On Sun, Sep 7, 2014 at 9:54 PM, Marc A. Pelletier <m...@uberbox.org> wrote:

> On 09/07/2014 01:57 AM, Diego Moya wrote:
> > a major property of a document-centric architecture that is lost in a
> > structured one is that it's open-ended, which means that end users can
> > build new features and flows on top of it, without the need to request
> the
> > platform developers to build support for them (sometimes even without
> > writing new software at all; new workflows can be designed and maintained
> > purely through social convention).
> And yet, after over a decade of open-ended design through social
> convention, the end result is...  our current talk pages.  Perhaps
> another decade or two will be needed before that document-centric
> architecture gives us a half-decent discussion system?

I don't see talk pages as not being a half-decent discussion system. They
support a lot more functionality than simple threaded discussion, so
forum-style or social media-style software won't work for them. They
provide a flexible system that allows them to serve the purpose of hosting
discussions as well as a significant number of other functions.
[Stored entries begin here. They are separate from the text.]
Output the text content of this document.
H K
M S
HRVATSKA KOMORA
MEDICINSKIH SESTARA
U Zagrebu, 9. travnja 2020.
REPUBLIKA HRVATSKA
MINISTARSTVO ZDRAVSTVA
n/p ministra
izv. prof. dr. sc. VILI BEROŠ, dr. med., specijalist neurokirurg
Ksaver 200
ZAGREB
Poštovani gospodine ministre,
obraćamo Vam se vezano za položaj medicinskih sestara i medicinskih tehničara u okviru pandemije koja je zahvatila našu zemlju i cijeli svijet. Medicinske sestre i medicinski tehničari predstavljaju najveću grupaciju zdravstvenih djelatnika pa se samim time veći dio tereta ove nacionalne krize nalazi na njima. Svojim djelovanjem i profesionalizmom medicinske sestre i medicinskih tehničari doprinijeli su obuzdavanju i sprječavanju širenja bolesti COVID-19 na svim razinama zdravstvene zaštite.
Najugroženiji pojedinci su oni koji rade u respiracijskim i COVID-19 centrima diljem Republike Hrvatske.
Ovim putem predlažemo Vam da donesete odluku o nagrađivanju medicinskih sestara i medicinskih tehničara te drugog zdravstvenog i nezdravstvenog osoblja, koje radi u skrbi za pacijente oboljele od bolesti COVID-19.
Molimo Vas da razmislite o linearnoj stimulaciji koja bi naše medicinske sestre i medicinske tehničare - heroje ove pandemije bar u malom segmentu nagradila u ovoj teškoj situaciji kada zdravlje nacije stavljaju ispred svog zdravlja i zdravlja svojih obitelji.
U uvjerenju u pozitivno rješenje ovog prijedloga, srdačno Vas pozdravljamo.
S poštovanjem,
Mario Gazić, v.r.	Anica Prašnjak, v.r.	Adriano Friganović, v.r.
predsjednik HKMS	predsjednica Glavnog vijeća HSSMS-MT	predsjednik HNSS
> Sorry if that sound snarky, but I have difficulty buying an argument
> that the current system has the potential to suffice when it has
> demonstrably already failed.

You said demonstrably, so I'm going to ask you to demonstrate it. What
basis do you have for saying it's failed?

> It does no good to have the hypothetical
> capacity for a good system if, in practice, it's unusable.

Sure, that statement is true, but it's irrelevant here given that a system
used thousands upon thousands of times a day can hardly be called unusable.